The cab ride was quicker than she had expected. She arrived too early at Harley Street and asked the driver to stop at the Marylebone Road end of the street, then walked to her appointment. As on the rare occasions when she had passed this way, she was struck by the street’s emptiness, the almost uncanny calm which hung over these formal eighteenth-century terraces. Almost every door bore a brass plate with a list of names confirming what surely every Londoner would know, that this was the hub of medical expertise. Somewhere behind these gleaming front doors and discreetly curtained windows patients must be waiting in various stages of anxiety, apprehension, hope or despair, yet she seldom saw any of them arriving or departing. The occasional tradesman or messenger would come and go, but otherwise the street could have been an empty film set, awaiting the arrival of director, cameraman and players.

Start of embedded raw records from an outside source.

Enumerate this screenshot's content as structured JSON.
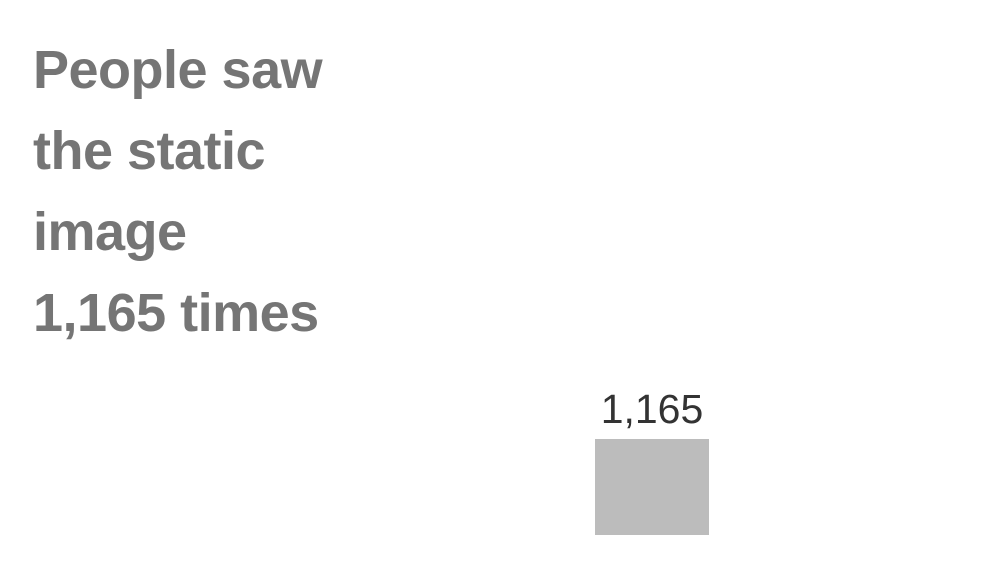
{
  "headline": {
    "lines": [
      "People saw",
      "the static",
      "image",
      "1,165 times"
    ]
  },
  "chart_data": {
    "type": "bar",
    "categories": [
      ""
    ],
    "values": [
      1165
    ],
    "data_labels": [
      "1,165"
    ],
    "colors": {
      "bar": "#bcbcbc",
      "label": "#333333",
      "headline": "#757575"
    },
    "grid": false,
    "legend": "none"
  }
}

Arriving at the door, she studied the panel of names. There were two surgeons and three physicians, and the name she expected to see was there at the top. Mr G. H. Chandler-Powell, FRCS, FRCS (Plast), MS — the last two letters which proclaimed that a surgeon had reached the summit of expertise and reputation. Master of Surgery. It had, she thought, a fine ring to it. The barber-surgeons awarded their licences by Henry VIII would be surprised to know how far they had come.